Basically, we do whatever we possibly can to avoid having to face the consequences of our bad choices. Our preference is to figure out a way to get away with it
to somehow make it go away
or, at the very least, not to have to take responsibility for it.
Assuming this behavior is natural and common to all humans, how do we deal with wrongdoing? How do we face our own demons,
and how do we handle the demons of others?
Clearly, the answer is not by ignoring, avoiding, hiding, or covering up offenses. But what is the answer? If we use the way God dealt with Adam and Eve as our model, then we must acknowledge bad behavior, face the consequences of bad behavior, and make efforts to change bad behavior. We must expose what is wrong to establish what is right. That process is called confrontation,
and it requires wisdom and discernment.
Wisdom is found on the lips of the discerning, but a rod is for the back of him who lacks judgment.
(Proverbs 10:13)
WHAT Constitutes Confrontation?
Confrontation is encountering a person in order to expose what is wrong, with the goal of establishing truth; confronting what is wrong to establish what is right.¹
Confronting a person helps establish the truth for the purpose of conviction, correction, and a change of life.
The Hebrew word tokhot means to correct, rebuke.
² Solomon, the wisest man, understood the value of confrontation when he wrote, The corrections of discipline are the way to life
(Proverbs 6:23).
At times God will guide you to confront so that others can see their need to change as well as know what and how to change.

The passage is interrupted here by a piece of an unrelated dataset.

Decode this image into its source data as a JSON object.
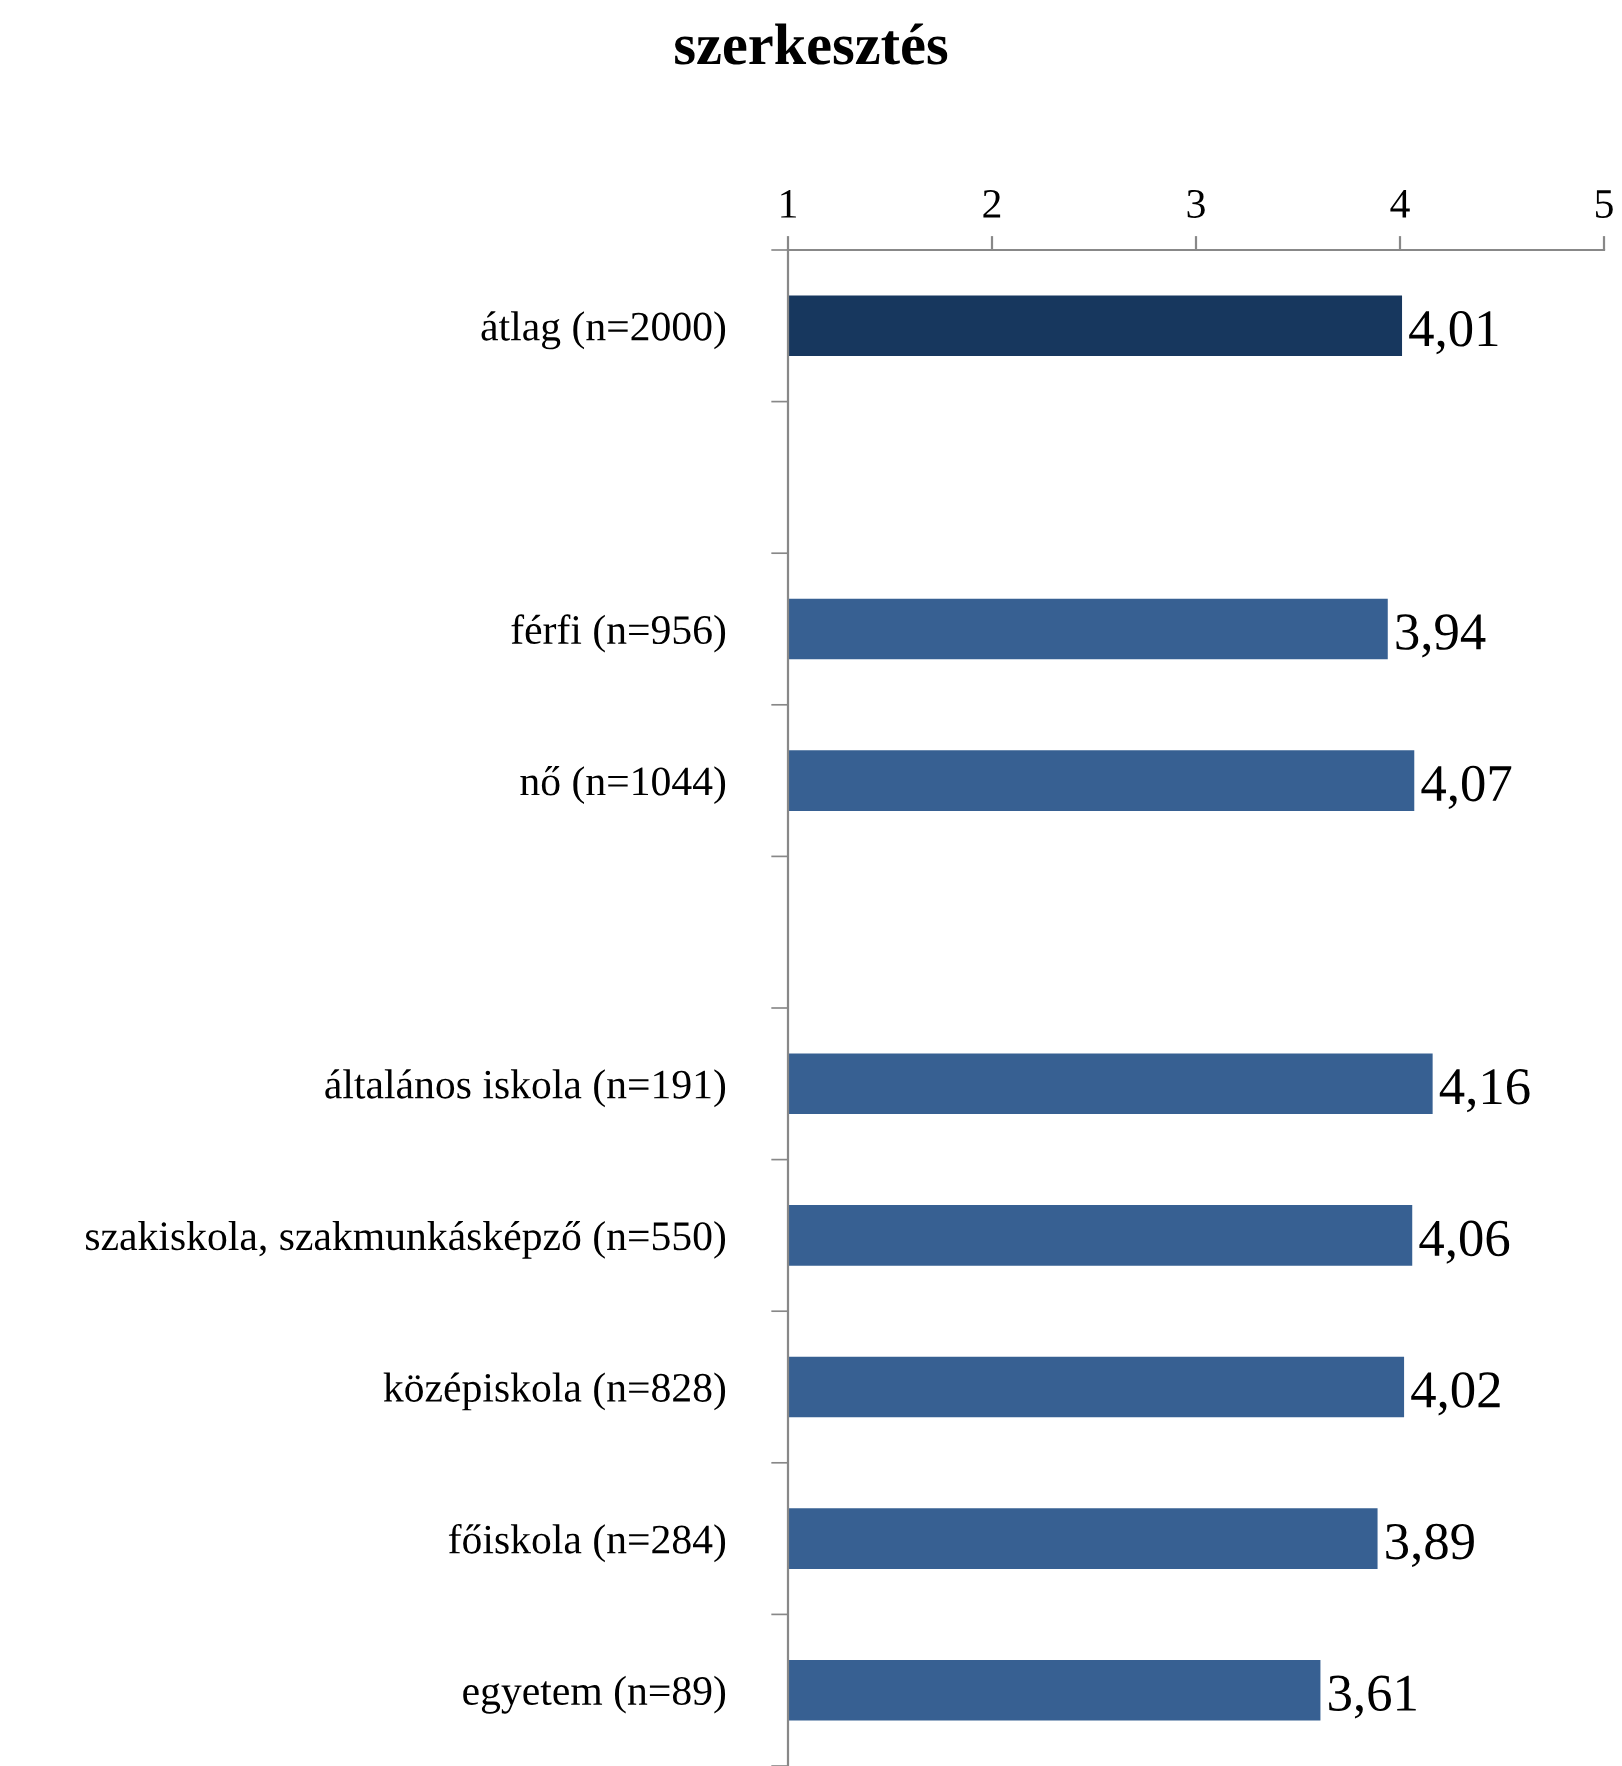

"The grace of God. ... It teaches us to say ‘No’ to ungodliness and worldly passions, and to live self-controlled, upright and godly lives in this present age. ... These, then, are the things you should teach. Encourage and rebuke with all authority." (Titus 2:11–12, 15)

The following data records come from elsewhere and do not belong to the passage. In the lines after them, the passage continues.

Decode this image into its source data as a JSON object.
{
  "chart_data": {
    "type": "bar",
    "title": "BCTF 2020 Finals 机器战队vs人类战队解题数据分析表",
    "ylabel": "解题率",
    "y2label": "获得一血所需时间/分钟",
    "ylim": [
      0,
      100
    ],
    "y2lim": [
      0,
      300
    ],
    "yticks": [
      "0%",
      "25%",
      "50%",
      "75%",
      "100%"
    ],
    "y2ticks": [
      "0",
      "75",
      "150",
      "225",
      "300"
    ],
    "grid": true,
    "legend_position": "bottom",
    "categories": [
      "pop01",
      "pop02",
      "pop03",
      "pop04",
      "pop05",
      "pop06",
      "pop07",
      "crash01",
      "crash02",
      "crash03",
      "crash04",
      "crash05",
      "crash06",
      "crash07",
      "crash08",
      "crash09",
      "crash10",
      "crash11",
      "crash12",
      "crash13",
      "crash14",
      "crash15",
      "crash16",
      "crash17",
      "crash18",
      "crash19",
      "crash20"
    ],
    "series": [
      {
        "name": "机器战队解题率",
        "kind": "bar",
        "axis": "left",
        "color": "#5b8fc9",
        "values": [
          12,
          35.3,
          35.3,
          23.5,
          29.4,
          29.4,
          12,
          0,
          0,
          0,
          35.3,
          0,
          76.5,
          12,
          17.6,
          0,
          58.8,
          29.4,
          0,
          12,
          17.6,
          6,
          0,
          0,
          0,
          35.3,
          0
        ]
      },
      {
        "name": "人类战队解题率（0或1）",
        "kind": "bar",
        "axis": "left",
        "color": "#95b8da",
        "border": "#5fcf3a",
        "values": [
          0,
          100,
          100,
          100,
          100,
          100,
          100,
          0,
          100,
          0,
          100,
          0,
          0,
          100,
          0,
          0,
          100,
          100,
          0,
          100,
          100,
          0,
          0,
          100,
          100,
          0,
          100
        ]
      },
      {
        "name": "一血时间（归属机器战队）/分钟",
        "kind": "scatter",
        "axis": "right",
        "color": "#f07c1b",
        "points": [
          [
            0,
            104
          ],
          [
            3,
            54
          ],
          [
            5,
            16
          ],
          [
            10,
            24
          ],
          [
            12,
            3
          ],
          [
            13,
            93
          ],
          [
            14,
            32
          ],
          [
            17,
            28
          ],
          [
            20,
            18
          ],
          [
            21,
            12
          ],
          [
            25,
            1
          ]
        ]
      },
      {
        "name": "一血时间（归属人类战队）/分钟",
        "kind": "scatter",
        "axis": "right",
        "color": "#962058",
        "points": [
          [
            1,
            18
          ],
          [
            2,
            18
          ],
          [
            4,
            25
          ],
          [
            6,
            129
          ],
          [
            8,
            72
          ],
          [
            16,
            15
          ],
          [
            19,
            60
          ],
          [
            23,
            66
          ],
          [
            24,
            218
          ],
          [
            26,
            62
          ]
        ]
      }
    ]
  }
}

WHAT ARE Five Methods of Confrontation Used in the Bible?
Most people are fairly opinionated about how God confronts mortal human beings in the Bible. Typically, people picture God as pointing a bony finger while pounding a gavel in severe judgment upon some puny human—but this is not so.
As our loving God created the human race with immense diversity, He also uses various and diverse methods to confront according to each individual’s need. From questions asked of Adam and Eve in Genesis to His rebuke of the churches in Revelation, undeniably God uses various methods of confrontation.
The same can be said of God’s anointed people. There are many examples in Scripture of God using His people to confront ungodliness through a variety of methods in both the Old and the New Testaments. Each method, whether direct or indirect, is used with the loving intent of confronting what is wrong and establishing what is right so that we will become all He created us to be. Such confrontations require a response.
My son, do not despise the LORD’S discipline and do not resent his rebuke, because the LORD disciplines those he loves, as a father the son he delights in.
(Proverbs 3:11–12)
Method #1
Confronting with a Question (Indirect)
Job chapter 38:1–42:6
Have you witnessed the wisdom of those who ask many questions of others though they already know the answers? These intuitive individuals have discovered a powerful secret: Asking wise questions helps others gain insight into truth through inner reflection. In the Bible, Job begins reflecting on his wrong thinking, knowing that God will confront him.
What will I do when God confronts me? What will I answer when called to account?